Information Resellers: Consumer Privacy Framework Needs to Reflect Changes in Technology and Marketplace" (pdf). Regarding location information, which has been a focus on this blog, GAO found that apart from a law regulating information about young children, "No federal privacy laws that we evaluated ... expressly address location data, location-based technology, and consumer privacy." (Texas
came close to passing a statute this year regulating location data and several
other states have
done so since then.) The GAO report noted in passing that "In 2010, [the federal Department of] Commerce recommended that the Administration review [the Electronic Communications Privacy Act] to address privacy protection of location-based services." (Those interested can
view that report here.)
Regrettably, while the GAO report included some discussion of the privacy
implications for consumer information shared with third parties, it
utterly failed to address the Fourth Amendment implications of the
third-party doctrine as it applies to law enforcement accessing consumer data held by vendors. Meanwhile, the Obama Administration continues to apply a sweeping interpretation of the 1979 US Supreme Court case, Smith v. Maryland, to claim that consumers have no significant privacy interests once data from their computer or smart phone is shared with a third-party vendor. For example, ACLU's
Free Future blog has a post detailing the feds' arguments for allowing the Drug Enforcement Agency to access a massive database of phone calls maintained by ATT, apparently part of the "Hemisphere" program which was recently revealed in
reporting at the New York Times. According to the civil liberties group:
The government relies on a 1979 case, Smith v. Maryland,
to argue that people have no reasonable expectation of privacy in their
phone records under the Fourth Amendment. But that case involved
collection of just a few days’ worth of dialing information about a
single phone. Hemisphere involves searching a database containing
billions or trillions of phone records and analyzing individuals’
communications over an extended period of time. The Smith opinion simply can’t justify the kind of mass surveillance the government is engaged in now.

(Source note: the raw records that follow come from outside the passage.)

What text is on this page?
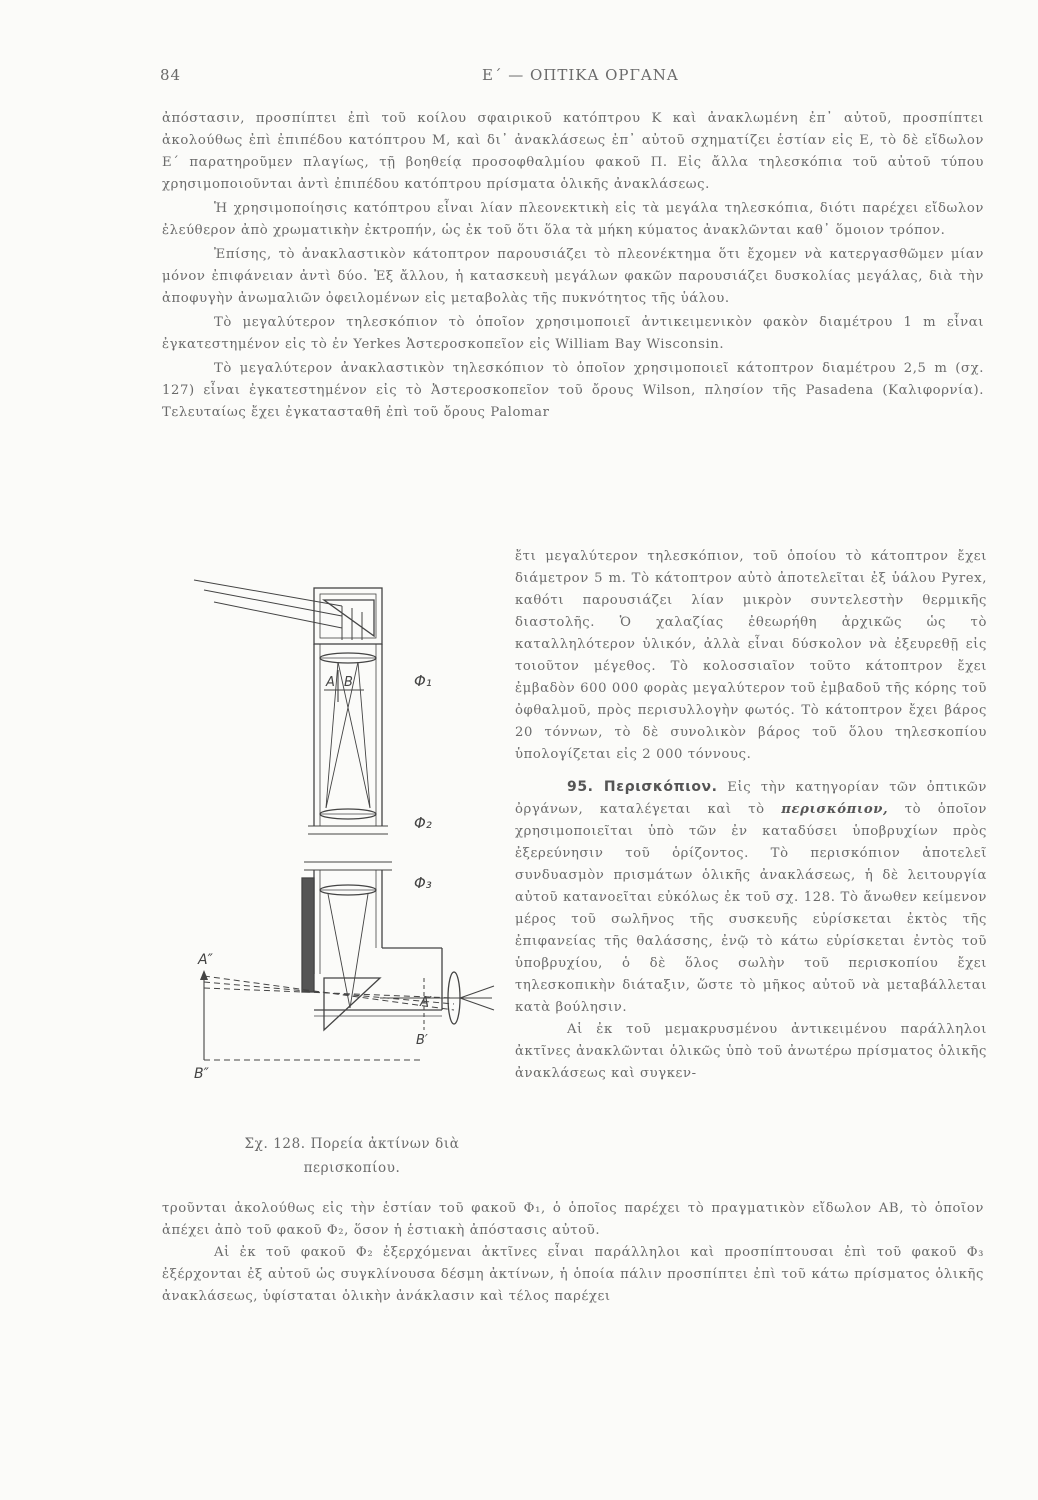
84	Ε΄ — ΟΠΤΙΚΑ ΟΡΓΑΝΑ

ἀπόστασιν, προσπίπτει ἐπὶ τοῦ κοίλου σφαιρικοῦ κατόπτρου Κ καὶ ἀνακλωμένη ἐπ᾽ αὐτοῦ, προσπίπτει ἀκολούθως ἐπὶ ἐπιπέδου κατόπτρου Μ, καὶ δι᾽ ἀνακλάσεως ἐπ᾽ αὐτοῦ σχηματίζει ἑστίαν εἰς Ε, τὸ δὲ εἴδωλον Ε΄ παρατηροῦμεν πλαγίως, τῇ βοηθείᾳ προσοφθαλμίου φακοῦ Π. Εἰς ἄλλα τηλεσκόπια τοῦ αὐτοῦ τύπου χρησιμοποιοῦνται ἀντὶ ἐπιπέδου κατόπτρου πρίσματα ὁλικῆς ἀνακλάσεως.

Ἡ χρησιμοποίησις κατόπτρου εἶναι λίαν πλεονεκτικὴ εἰς τὰ μεγάλα τηλεσκόπια, διότι παρέχει εἴδωλον ἐλεύθερον ἀπὸ χρωματικὴν ἐκτροπήν, ὡς ἐκ τοῦ ὅτι ὅλα τὰ μήκη κύματος ἀνακλῶνται καθ᾽ ὅμοιον τρόπον.

Ἐπίσης, τὸ ἀνακλαστικὸν κάτοπτρον παρουσιάζει τὸ πλεονέκτημα ὅτι ἔχομεν νὰ κατεργασθῶμεν μίαν μόνον ἐπιφάνειαν ἀντὶ δύο. Ἐξ ἄλλου, ἡ κατασκευὴ μεγάλων φακῶν παρουσιάζει δυσκολίας μεγάλας, διὰ τὴν ἀποφυγὴν ἀνωμαλιῶν ὀφειλομένων εἰς μεταβολὰς τῆς πυκνότητος τῆς ὑάλου.

Τὸ μεγαλύτερον τηλεσκόπιον τὸ ὁποῖον χρησιμοποιεῖ ἀντικειμενικὸν φακὸν διαμέτρου 1 m εἶναι ἐγκατεστημένον εἰς τὸ ἐν Yerkes Ἀστεροσκοπεῖον εἰς William Bay Wisconsin.

Τὸ μεγαλύτερον ἀνακλαστικὸν τηλεσκόπιον τὸ ὁποῖον χρησιμοποιεῖ κάτοπτρον διαμέτρου 2,5 m (σχ. 127) εἶναι ἐγκατεστημένον εἰς τὸ Ἀστεροσκοπεῖον τοῦ ὄρους Wilson, πλησίον τῆς Pasadena (Καλιφορνία). Τελευταίως ἔχει ἐγκατασταθῆ ἐπὶ τοῦ ὄρους Palomar

Φ₁
A B
Φ₂
Φ₃
A′
B′
A″
B″
Σχ. 128. Πορεία ἀκτίνων διὰ
περισκοπίου.

ἔτι μεγαλύτερον τηλεσκόπιον, τοῦ ὁποίου τὸ κάτοπτρον ἔχει διάμετρον 5 m. Τὸ κάτοπτρον αὐτὸ ἀποτελεῖται ἐξ ὑάλου Pyrex, καθότι παρουσιάζει λίαν μικρὸν συντελεστὴν θερμικῆς διαστολῆς. Ὁ χαλαζίας ἐθεωρήθη ἀρχικῶς ὡς τὸ καταλληλότερον ὑλικόν, ἀλλὰ εἶναι δύσκολον νὰ ἐξευρεθῇ εἰς τοιοῦτον μέγεθος. Τὸ κολοσσιαῖον τοῦτο κάτοπτρον ἔχει ἐμβαδὸν 600 000 φορὰς μεγαλύτερον τοῦ ἐμβαδοῦ τῆς κόρης τοῦ ὀφθαλμοῦ, πρὸς περισυλλογὴν φωτός. Τὸ κάτοπτρον ἔχει βάρος 20 τόννων, τὸ δὲ συνολικὸν βάρος τοῦ ὅλου τηλεσκοπίου ὑπολογίζεται εἰς 2 000 τόννους.

95. Περισκόπιον. Εἰς τὴν κατηγορίαν τῶν ὀπτικῶν ὀργάνων, καταλέγεται καὶ τὸ περισκόπιον, τὸ ὁποῖον χρησιμοποιεῖται ὑπὸ τῶν ἐν καταδύσει ὑποβρυχίων πρὸς ἐξερεύνησιν τοῦ ὁρίζοντος. Τὸ περισκόπιον ἀποτελεῖ συνδυασμὸν πρισμάτων ὁλικῆς ἀνακλάσεως, ἡ δὲ λειτουργία αὐτοῦ κατανοεῖται εὐκόλως ἐκ τοῦ σχ. 128. Τὸ ἄνωθεν κείμενον μέρος τοῦ σωλῆνος τῆς συσκευῆς εὑρίσκεται ἐκτὸς τῆς ἐπιφανείας τῆς θαλάσσης, ἐνῷ τὸ κάτω εὑρίσκεται ἐντὸς τοῦ ὑποβρυχίου, ὁ δὲ ὅλος σωλὴν τοῦ περισκοπίου ἔχει τηλεσκοπικὴν διάταξιν, ὥστε τὸ μῆκος αὐτοῦ νὰ μεταβάλλεται κατὰ βούλησιν.

Αἱ ἐκ τοῦ μεμακρυσμένου ἀντικειμένου παράλληλοι ἀκτῖνες ἀνακλῶνται ὁλικῶς ὑπὸ τοῦ ἀνωτέρω πρίσματος ὁλικῆς ἀνακλάσεως καὶ συγκεν-

τροῦνται ἀκολούθως εἰς τὴν ἑστίαν τοῦ φακοῦ Φ₁, ὁ ὁποῖος παρέχει τὸ πραγματικὸν εἴδωλον ΑΒ, τὸ ὁποῖον ἀπέχει ἀπὸ τοῦ φακοῦ Φ₂, ὅσον ἡ ἑστιακὴ ἀπόστασις αὐτοῦ.

Αἱ ἐκ τοῦ φακοῦ Φ₂ ἐξερχόμεναι ἀκτῖνες εἶναι παράλληλοι καὶ προσπίπτουσαι ἐπὶ τοῦ φακοῦ Φ₃ ἐξέρχονται ἐξ αὐτοῦ ὡς συγκλίνουσα δέσμη ἀκτίνων, ἡ ὁποία πάλιν προσπίπτει ἐπὶ τοῦ κάτω πρίσματος ὁλικῆς ἀνακλάσεως, ὑφίσταται ὁλικὴν ἀνάκλασιν καὶ τέλος παρέχει
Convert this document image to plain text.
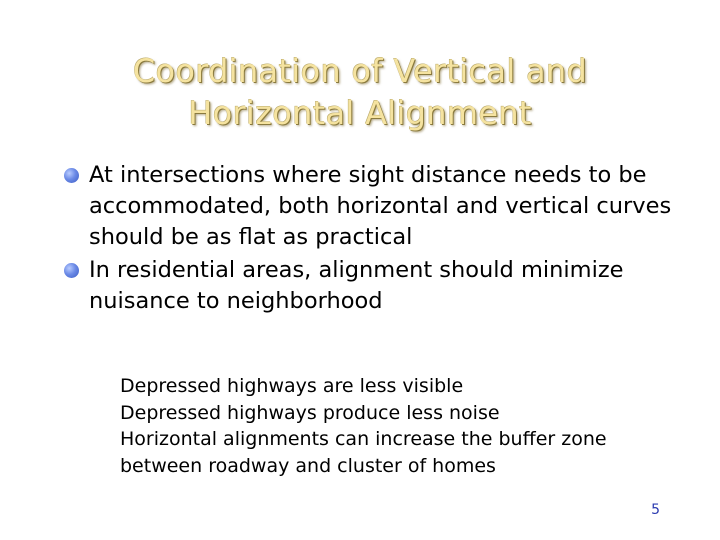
Coordination of Vertical and
Horizontal Alignment
At intersections where sight distance needs to be accommodated, both horizontal and vertical curves should be as flat as practical
In residential areas, alignment should minimize nuisance to neighborhood
Depressed highways are less visible
Depressed highways produce less noise
Horizontal alignments can increase the buffer zone between roadway and cluster of homes
5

The sweeping implications of court-created exceptions to the Fourth Amendment authored in Smith v. Maryland cannot be overstated in the wake of the technological revolution witnessed in the 21st century. Offering just a glimmer of hope on that score, computer security guru
Bruce Schneier recently suggested that "the
public/private surveillance partnership
between the NSA and corporate data collectors is starting to fray. The
reason is sunlight. The publicity resulting from the Snowden documents
has made companies think twice before allowing the NSA access to their
users' and customers' data."
Finally, Truthout published an
interesting item by Michael Boldin, executive director of the Tenth Amendment Center, posting the question, "How can the states provide Fourth Amendment protection against the NSA?" Boldin suggests that states could rely upon a longstanding legal principle called the anticommandeering doctrine" to potentially thwart mass surveillance of Americans by the NSA. In essence, "This means the federal government cannot require a state to carry out
federal acts. The federal government can pass a law and try to enforce
it, but your state isn't required to help them." He thinks the doctrine "can have a significant impact on the NSA's ability to continue its mass-spying programs." Moreover, Texas and Utah, in particular, are in unique positions to influence these national programs because, in the middle of the last decade, the NSA maxxed out its growth potential in the Washington D.C. area, turning to those two states for expansion:
To get around the physical limitation of the amount of power required
to monitor virtually every piece of communication around the globe, the
NSA started searching for new locations with independent resources.
A location was chosen in San Antonio because of the independent power
grid in Texas. The new Utah Data Center was chosen for access to cheap
utilities, primarily water. The water-cooled supercomputers there
require 1.7 million gallons of water per day to function.
That water is being supplied by a political subdivision of the State
of Utah. Under the anticommandeering doctrine, Utah isn't required to
provide that water.
No water = No NSA data center.
Boldin's group has put forward
model legislation (pdf) called the
4th Amendment Protection Act to forbid "material support, participation or assistance, to any federal agency which claims the power, or with any federal law, rule, regulation, or order which purports to authorize the collection of electronic data or meta data of any person(s) pursuant to any action not based on a warrant that particularly describes the person(s), place(s) and thing(s) to be searched or seized." I don't know how that suggestion would jibe with existing Texas law regarding provision of electrical power, but it's a bold and fascinating proposal. Argued Boldin:
This same process was used effectively by northern abolitionists in
resistance to the Fugitive Slave Act of 1850. Today, states like
Washington and Colorado are helping end the war on cannabis by refusing
to comply with federal prohibition.
We should follow their courageous path against the NSA as well.